Before starting his life in politics, Hillary Clinton’s vice president pick Tim Kaine was an attorney, according to the article.

From the article:

His first client was a black woman who had been denied housing because of her race. As Raw Story reports, that case became the basis for much of Kaine’s career focus. Roughly 75% of his law firm’s cases were focused on fair housing issues, many of which were taken on a pro bono basis.

One of his victories includes a $100.5 million settlement from Nationwide, which was accused of restricting insurance provisions in minority neighborhoods. 

Whereas in many markets to an area where you can get around without a car comes at a premium, the same can’t be said about homes in the luxury market, according to an article by Leigh Kamping-Carder for The Wall Street Journal.

Redfin, a Seattle-based real-estate brokerage, rates homes by giving them a walk score between zero and 100. The higher the walk score, the more accessible the area is without a car.

The median sale price of a home in the markets surveyed rose 0.9% or $3,250 for a one-point gain in walk score, according to the article. On the other hand, luxury homes, defined as the most expensive 5%, the premium was only 0.55%, or $6,800.

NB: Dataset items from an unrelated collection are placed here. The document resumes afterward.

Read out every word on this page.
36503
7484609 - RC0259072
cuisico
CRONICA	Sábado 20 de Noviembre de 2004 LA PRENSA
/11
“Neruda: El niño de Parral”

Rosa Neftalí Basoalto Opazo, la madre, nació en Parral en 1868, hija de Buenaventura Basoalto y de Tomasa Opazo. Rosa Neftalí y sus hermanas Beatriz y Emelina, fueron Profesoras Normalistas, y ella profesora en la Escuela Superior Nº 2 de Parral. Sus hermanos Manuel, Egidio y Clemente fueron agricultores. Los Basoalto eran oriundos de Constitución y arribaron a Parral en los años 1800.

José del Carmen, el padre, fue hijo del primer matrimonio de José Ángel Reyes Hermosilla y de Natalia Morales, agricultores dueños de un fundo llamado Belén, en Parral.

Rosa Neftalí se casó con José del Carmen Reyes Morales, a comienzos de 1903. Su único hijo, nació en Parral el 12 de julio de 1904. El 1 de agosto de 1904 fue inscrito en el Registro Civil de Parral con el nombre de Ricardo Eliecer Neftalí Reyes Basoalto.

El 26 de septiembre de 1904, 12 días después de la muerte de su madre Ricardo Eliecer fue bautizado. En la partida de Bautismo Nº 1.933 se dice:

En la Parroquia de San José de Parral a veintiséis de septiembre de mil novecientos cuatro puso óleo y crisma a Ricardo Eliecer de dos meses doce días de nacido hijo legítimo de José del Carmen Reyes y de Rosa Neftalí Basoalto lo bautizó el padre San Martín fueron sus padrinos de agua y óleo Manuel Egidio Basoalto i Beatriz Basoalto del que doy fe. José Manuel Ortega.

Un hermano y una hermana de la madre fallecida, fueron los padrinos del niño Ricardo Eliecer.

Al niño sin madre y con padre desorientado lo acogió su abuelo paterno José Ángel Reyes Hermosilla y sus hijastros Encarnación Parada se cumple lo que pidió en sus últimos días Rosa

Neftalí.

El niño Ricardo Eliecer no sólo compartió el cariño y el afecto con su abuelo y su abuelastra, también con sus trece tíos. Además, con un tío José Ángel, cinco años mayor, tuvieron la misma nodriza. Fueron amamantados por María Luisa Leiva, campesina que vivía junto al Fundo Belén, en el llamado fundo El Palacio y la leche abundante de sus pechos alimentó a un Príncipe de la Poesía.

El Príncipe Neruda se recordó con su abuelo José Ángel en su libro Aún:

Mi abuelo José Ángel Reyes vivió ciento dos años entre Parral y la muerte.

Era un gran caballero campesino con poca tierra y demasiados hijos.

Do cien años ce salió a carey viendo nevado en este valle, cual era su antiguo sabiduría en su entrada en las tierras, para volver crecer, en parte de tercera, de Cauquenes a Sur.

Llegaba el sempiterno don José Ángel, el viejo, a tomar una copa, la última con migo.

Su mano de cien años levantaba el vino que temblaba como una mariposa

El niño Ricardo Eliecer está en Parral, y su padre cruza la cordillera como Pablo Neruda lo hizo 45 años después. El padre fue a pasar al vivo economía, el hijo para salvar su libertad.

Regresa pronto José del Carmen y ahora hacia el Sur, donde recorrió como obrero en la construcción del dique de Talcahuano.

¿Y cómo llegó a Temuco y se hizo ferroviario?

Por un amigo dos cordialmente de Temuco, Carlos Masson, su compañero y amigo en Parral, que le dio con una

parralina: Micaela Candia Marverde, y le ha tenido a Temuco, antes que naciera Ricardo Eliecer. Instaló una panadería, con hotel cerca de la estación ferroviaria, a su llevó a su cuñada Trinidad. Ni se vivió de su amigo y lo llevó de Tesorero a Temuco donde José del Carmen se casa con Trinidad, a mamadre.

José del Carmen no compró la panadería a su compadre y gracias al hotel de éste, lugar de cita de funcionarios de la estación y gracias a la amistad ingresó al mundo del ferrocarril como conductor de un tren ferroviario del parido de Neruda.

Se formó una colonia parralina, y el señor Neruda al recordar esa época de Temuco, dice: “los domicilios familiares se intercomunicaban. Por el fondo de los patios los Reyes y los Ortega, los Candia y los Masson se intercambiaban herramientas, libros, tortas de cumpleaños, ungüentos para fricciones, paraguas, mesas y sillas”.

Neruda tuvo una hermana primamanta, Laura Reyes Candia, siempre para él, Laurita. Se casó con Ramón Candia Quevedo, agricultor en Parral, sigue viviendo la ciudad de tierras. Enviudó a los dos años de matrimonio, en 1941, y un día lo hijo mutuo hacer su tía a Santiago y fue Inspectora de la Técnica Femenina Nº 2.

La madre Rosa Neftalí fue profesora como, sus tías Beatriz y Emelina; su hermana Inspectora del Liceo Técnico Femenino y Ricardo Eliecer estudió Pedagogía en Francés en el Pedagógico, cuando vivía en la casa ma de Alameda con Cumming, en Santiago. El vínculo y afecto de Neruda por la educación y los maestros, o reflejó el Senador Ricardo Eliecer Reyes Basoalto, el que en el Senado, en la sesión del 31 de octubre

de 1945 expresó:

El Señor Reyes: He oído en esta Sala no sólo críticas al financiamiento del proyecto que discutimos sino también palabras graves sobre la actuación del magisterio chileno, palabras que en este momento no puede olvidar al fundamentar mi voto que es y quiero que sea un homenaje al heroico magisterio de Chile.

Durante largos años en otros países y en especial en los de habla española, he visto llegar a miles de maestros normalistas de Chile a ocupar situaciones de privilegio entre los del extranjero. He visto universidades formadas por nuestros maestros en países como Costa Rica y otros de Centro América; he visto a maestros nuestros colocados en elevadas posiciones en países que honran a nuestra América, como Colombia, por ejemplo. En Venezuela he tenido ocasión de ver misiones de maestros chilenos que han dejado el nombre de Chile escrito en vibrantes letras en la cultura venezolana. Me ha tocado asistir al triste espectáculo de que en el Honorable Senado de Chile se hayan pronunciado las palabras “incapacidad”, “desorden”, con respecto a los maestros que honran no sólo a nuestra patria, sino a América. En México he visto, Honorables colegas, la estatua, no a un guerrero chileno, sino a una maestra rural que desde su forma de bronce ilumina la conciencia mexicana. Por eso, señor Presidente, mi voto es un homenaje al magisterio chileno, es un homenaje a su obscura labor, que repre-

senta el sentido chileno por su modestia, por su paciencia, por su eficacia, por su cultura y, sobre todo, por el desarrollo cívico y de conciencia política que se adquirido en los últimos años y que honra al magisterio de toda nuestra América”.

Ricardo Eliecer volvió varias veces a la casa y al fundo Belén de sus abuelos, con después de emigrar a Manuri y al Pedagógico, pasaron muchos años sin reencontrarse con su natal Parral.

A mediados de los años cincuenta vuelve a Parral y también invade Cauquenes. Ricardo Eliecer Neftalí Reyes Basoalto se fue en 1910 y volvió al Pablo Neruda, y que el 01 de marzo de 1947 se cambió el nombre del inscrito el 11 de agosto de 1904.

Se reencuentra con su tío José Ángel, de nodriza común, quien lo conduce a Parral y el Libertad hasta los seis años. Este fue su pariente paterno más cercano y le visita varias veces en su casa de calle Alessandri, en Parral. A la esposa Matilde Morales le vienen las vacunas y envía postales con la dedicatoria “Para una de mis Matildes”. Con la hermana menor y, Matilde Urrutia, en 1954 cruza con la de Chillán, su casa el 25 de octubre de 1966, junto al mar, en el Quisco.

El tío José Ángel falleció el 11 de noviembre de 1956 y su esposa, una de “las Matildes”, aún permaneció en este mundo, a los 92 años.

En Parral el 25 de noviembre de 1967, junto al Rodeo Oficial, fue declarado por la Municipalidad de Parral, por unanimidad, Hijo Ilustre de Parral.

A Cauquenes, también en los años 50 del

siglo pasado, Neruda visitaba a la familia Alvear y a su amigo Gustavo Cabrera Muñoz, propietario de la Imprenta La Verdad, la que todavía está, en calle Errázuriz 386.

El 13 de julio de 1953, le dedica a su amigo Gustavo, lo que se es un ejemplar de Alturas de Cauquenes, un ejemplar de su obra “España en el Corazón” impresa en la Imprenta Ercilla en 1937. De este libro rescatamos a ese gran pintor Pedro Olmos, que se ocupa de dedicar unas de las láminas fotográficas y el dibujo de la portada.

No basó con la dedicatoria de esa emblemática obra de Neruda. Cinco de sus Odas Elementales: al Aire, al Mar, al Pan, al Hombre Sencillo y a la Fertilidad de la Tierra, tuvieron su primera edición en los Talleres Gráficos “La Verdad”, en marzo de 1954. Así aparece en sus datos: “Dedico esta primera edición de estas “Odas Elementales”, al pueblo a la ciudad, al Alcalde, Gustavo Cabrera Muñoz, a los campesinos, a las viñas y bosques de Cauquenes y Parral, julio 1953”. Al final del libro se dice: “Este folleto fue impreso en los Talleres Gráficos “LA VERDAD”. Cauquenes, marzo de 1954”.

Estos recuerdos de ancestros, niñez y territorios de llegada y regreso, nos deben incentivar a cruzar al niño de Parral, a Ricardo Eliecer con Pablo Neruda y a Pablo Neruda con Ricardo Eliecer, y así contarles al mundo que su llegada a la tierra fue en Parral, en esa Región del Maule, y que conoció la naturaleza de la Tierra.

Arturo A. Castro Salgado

The lower premium in luxury markets is primarily due to buyers in the Midwest, Texas and parts of California valuing square footage and acreage, the article states.

Orange County, California was the only market where the walk score actually hurt high-end home values. The median sale price of luxury homes fell 0.03% for an extra walk score point.

Lastly, the Federal Deposit Insurance Corp. did not close any banks this past week. 

Most of all, the Olympics started Friday night, so enjoy your week and keep cheering on TeamUSA!